Pre-catalyzing epoxies at the factory was a significant innovation, creating epoxies with performance comparable to two-component systems but without the measuring, mixing, and curing. One-component pre-catalyzed epoxies cure to a hard, durable, scrubbable finish. They are also resistant to conventional cleaners. However, like the two-component systems, most pre-catalyzed epoxies do not resist scuffing. Instead, they are engineered to hold up to frequent cleaning for a longer period before showing visible wear to the finish. But without scuff resistance, the heavy scuffing and marking in high-traffic environments will require repeated scrubbing on a regular basis, and eventually, the paint finish will be damaged.

Scuff-Resistant Latex Paint

This innovative, patent pending single-component scuff-resistant paint is designed to deliver the benefits of a two-component coatings, but with the added ability of resisting scuffs and marks. It is significantly easier to use and apply and requires minimal maintenance, ultimately saving time and money. For all high-traffic walls and trim, the scuff-resistant formula provides long-term durability without the measuring, mixing, short pot-life, and application difficulties associated with other products often specified in high-traffic environments.

In addition, unlike many of the industrial coatings, the scuff-resistant latex paint delivers the application properties and environmental performance of the highest-quality architectural paints (see All-Around Performance section).
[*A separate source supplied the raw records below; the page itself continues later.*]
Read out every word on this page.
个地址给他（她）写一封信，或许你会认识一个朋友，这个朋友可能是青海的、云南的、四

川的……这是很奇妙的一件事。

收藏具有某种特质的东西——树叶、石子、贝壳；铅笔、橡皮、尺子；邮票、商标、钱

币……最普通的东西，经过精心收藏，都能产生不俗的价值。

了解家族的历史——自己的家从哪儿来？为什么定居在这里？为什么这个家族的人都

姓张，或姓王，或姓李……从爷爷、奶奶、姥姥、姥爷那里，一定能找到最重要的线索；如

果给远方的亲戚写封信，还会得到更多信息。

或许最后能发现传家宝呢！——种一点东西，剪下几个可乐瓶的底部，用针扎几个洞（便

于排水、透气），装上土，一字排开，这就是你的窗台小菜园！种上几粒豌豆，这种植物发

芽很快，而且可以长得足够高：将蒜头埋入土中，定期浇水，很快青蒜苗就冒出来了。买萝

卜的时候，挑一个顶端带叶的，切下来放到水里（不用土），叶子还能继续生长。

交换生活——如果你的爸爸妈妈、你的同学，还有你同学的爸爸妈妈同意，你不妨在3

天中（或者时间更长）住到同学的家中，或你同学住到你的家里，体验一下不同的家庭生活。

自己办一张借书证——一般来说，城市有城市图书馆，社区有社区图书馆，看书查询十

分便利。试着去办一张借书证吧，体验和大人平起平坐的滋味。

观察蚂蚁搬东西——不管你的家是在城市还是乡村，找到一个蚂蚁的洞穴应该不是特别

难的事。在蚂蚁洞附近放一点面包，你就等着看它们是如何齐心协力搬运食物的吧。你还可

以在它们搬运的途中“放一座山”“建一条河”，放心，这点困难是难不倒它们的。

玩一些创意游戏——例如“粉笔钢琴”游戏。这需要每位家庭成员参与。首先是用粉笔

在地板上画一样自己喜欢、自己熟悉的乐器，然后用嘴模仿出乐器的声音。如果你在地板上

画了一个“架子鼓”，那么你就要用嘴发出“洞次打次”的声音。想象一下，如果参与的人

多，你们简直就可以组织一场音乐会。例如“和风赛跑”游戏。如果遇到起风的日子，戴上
It is available in a complete range of colors and finishes and retains its scuff-resistant properties in matte, eggshell, satin, and semi-gloss.

In addition to resisting scuffs the semi-gloss finish is chip resistant to protect trim, door jambs, base boards, and other surfaces against direct impact and chipping. It is engineered with patent-pending scuff-resistance and chip-resistant technology CHIP-TECH ® to deliver a unique blend of toughness and flexibility to withstand direct and glancing blows on challenging surfaces, including trim, door jambs, elevators, windows and columns.